The Office Market Is Not Dead. It Is Bifurcating.

Miami confirms the thesis we have been building across every publication this year: the market is bifurcating, and the advantage belongs to assets where capital, quality, and structural demand overlap.

The office market is splitting into two separate markets. On one side: commodity office in secondary locations with declining demand, rising vacancy, and structural headwinds from remote work. On the other: trophy office in markets where wealth, talent, and institutions are actively concentrating. These two segments are diverging so sharply that averaging their performance together is misleading.

For workforce housing, Miami's office surge reinforces demand from the other direction. As institutional capital, high-income workers, and service businesses follow the relocations into South Florida, the workforce that supports them, from hospitality staff to healthcare workers to construction crews, needs housing they can afford. That demand is structural and deepening.
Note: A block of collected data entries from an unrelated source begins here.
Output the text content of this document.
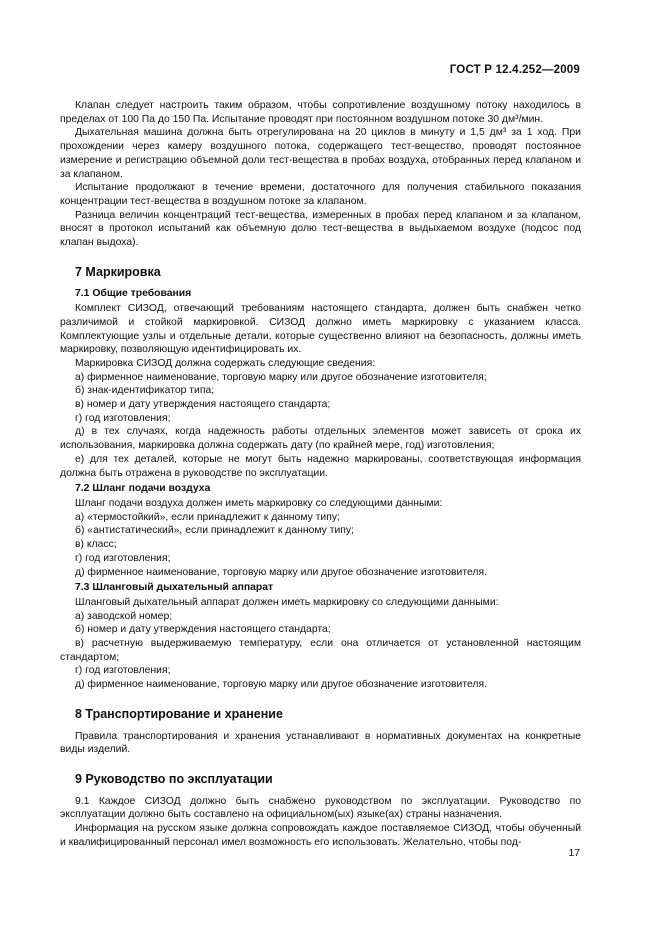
ГОСТ Р 12.4.252—2009

Клапан следует настроить таким образом, чтобы сопротивление воздушному потоку находилось в пределах от 100 Па до 150 Па. Испытание проводят при постоянном воздушном потоке 30 дм³/мин.

Дыхательная машина должна быть отрегулирована на 20 циклов в минуту и 1,5 дм³ за 1 ход. При прохождении через камеру воздушного потока, содержащего тест-вещество, проводят постоянное измерение и регистрацию объемной доли тест-вещества в пробах воздуха, отобранных перед клапаном и за клапаном.

Испытание продолжают в течение времени, достаточного для получения стабильного показания концентрации тест-вещества в воздушном потоке за клапаном.

Разница величин концентраций тест-вещества, измеренных в пробах перед клапаном и за клапаном, вносят в протокол испытаний как объемную долю тест-вещества в выдыхаемом воздухе (подсос под клапан выдоха).

7 Маркировка
7.1 Общие требования

Комплект СИЗОД, отвечающий требованиям настоящего стандарта, должен быть снабжен четко различимой и стойкой маркировкой. СИЗОД должно иметь маркировку с указанием класса. Комплектующие узлы и отдельные детали, которые существенно влияют на безопасность, должны иметь маркировку, позволяющую идентифицировать их.

Маркировка СИЗОД должна содержать следующие сведения:

а) фирменное наименование, торговую марку или другое обозначение изготовителя;

б) знак-идентификатор типа;

в) номер и дату утверждения настоящего стандарта;

г) год изготовления;

д) в тех случаях, когда надежность работы отдельных элементов может зависеть от срока их использования, маркировка должна содержать дату (по крайней мере, год) изготовления;

е) для тех деталей, которые не могут быть надежно маркированы, соответствующая информация должна быть отражена в руководстве по эксплуатации.

7.2 Шланг подачи воздуха

Шланг подачи воздуха должен иметь маркировку со следующими данными:

а) «термостойкий», если принадлежит к данному типу;

б) «антистатический», если принадлежит к данному типу;

в) класс;

г) год изготовления;

д) фирменное наименование, торговую марку или другое обозначение изготовителя.

7.3 Шланговый дыхательный аппарат

Шланговый дыхательный аппарат должен иметь маркировку со следующими данными:

а) заводской номер;

б) номер и дату утверждения настоящего стандарта;

в) расчетную выдерживаемую температуру, если она отличается от установленной настоящим стандартом;

г) год изготовления;

д) фирменное наименование, торговую марку или другое обозначение изготовителя.

8 Транспортирование и хранение

Правила транспортирования и хранения устанавливают в нормативных документах на конкретные виды изделий.

9 Руководство по эксплуатации

9.1 Каждое СИЗОД должно быть снабжено руководством по эксплуатации. Руководство по эксплуатации должно быть составлено на официальном(ых) языке(ах) страны назначения.

Информация на русском языке должна сопровождать каждое поставляемое СИЗОД, чтобы обученный и квалифицированный персонал имел возможность его использовать. Желательно, чтобы под-

17
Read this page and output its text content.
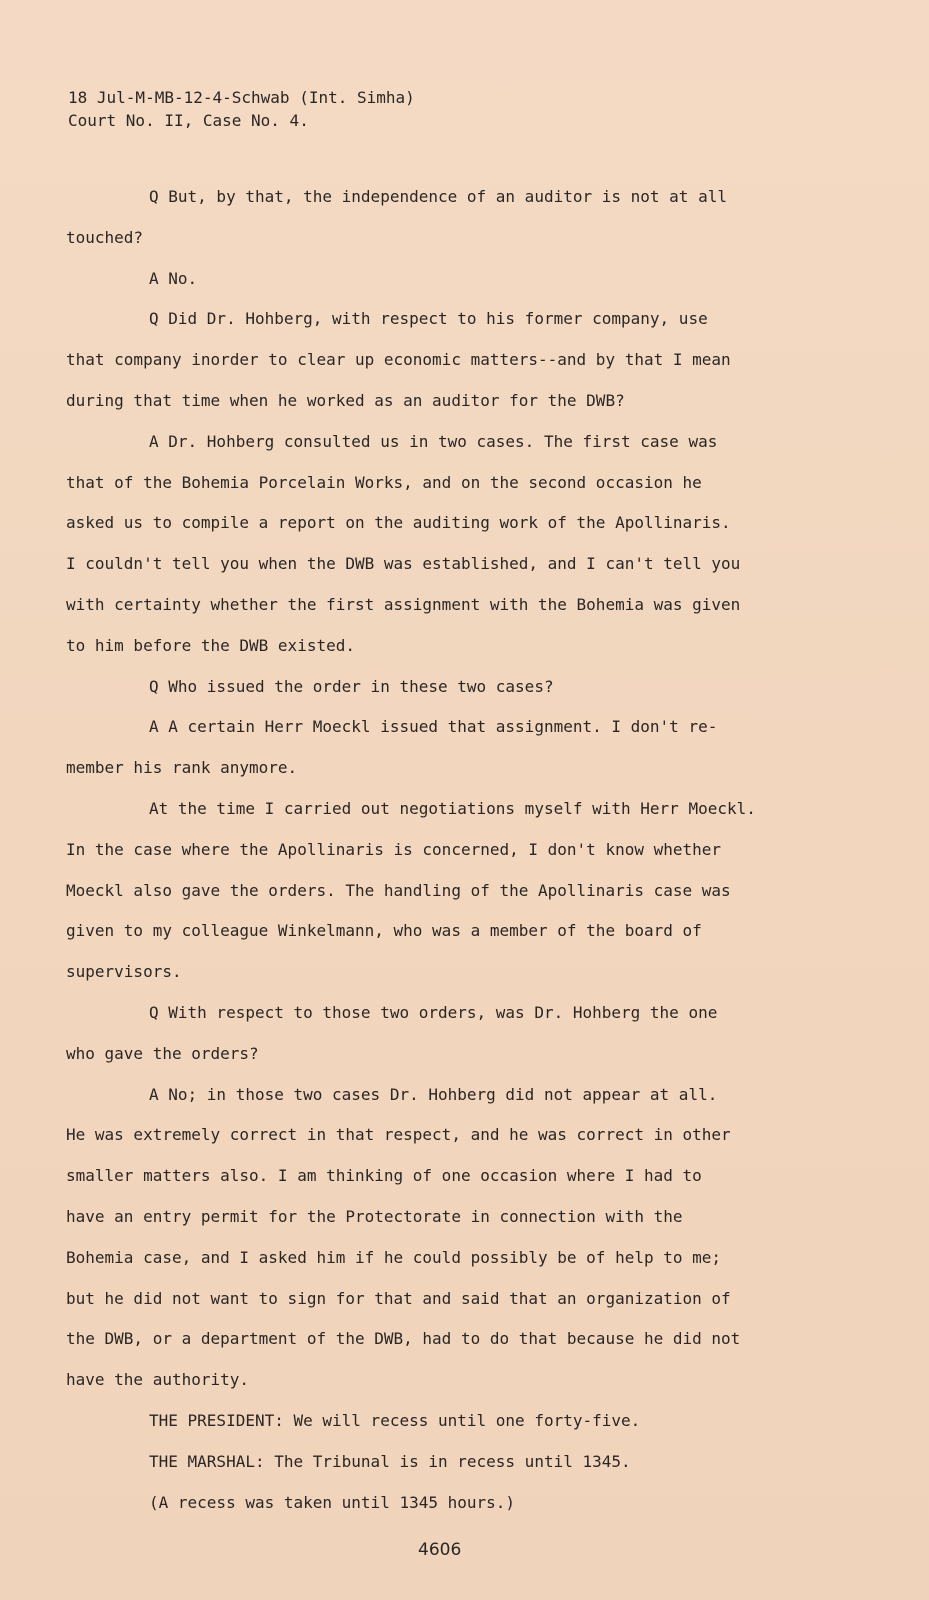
18 Jul-M-MB-12-4-Schwab (Int. Simha)
Court No. II, Case No. 4.

Q But, by that, the independence of an auditor is not at all

touched?

A No.

Q Did Dr. Hohberg, with respect to his former company, use

that company inorder to clear up economic matters--and by that I mean

during that time when he worked as an auditor for the DWB?

A Dr. Hohberg consulted us in two cases. The first case was

that of the Bohemia Porcelain Works, and on the second occasion he

asked us to compile a report on the auditing work of the Apollinaris.

I couldn't tell you when the DWB was established, and I can't tell you

with certainty whether the first assignment with the Bohemia was given

to him before the DWB existed.

Q Who issued the order in these two cases?

A A certain Herr Moeckl issued that assignment. I don't re-

member his rank anymore.

At the time I carried out negotiations myself with Herr Moeckl.

In the case where the Apollinaris is concerned, I don't know whether

Moeckl also gave the orders. The handling of the Apollinaris case was

given to my colleague Winkelmann, who was a member of the board of

supervisors.

Q With respect to those two orders, was Dr. Hohberg the one

who gave the orders?

A No; in those two cases Dr. Hohberg did not appear at all.

He was extremely correct in that respect, and he was correct in other

smaller matters also. I am thinking of one occasion where I had to

have an entry permit for the Protectorate in connection with the

Bohemia case, and I asked him if he could possibly be of help to me;

but he did not want to sign for that and said that an organization of

the DWB, or a department of the DWB, had to do that because he did not

have the authority.

THE PRESIDENT: We will recess until one forty-five.

THE MARSHAL: The Tribunal is in recess until 1345.

(A recess was taken until 1345 hours.)

4606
Four Signals from the Miami Office Market


1. Miami now has the highest average office rents in America at $59.66/SF, ahead of New York, D.C., and San Francisco. Brickell Class A rents grew 74% since 2021 to $102/SF. Trophy leases are reaching $250/SF.


2. The office market is not recovering uniformly. It is bifurcating into two separate asset classes: commodity office under structural pressure and trophy office commanding record pricing in markets where capital concentrates.


3.Miami is becoming less like a typical Sun Belt market and more like a global gateway city, competing not with Austin or Nashville but with New York and London for institutional capital, family offices, and corporate headquarters.


4. The lesson is not that office is back. The lesson is that the best assets in the right markets are still commanding pricing power while the rest of the office market faces structural headwinds.

Which Markets, Which Buildings, Which Tier

Miami is competing with global gateway cities, not just other Sun Belt markets. The premium belongs to scarce, high-quality assets in markets where capital and talent are actively relocating.

The next decade in commercial real estate will not be defined by whether office recovers. It will be defined by which markets, which buildings, and which asset quality tiers capture the capital that is still very much in motion.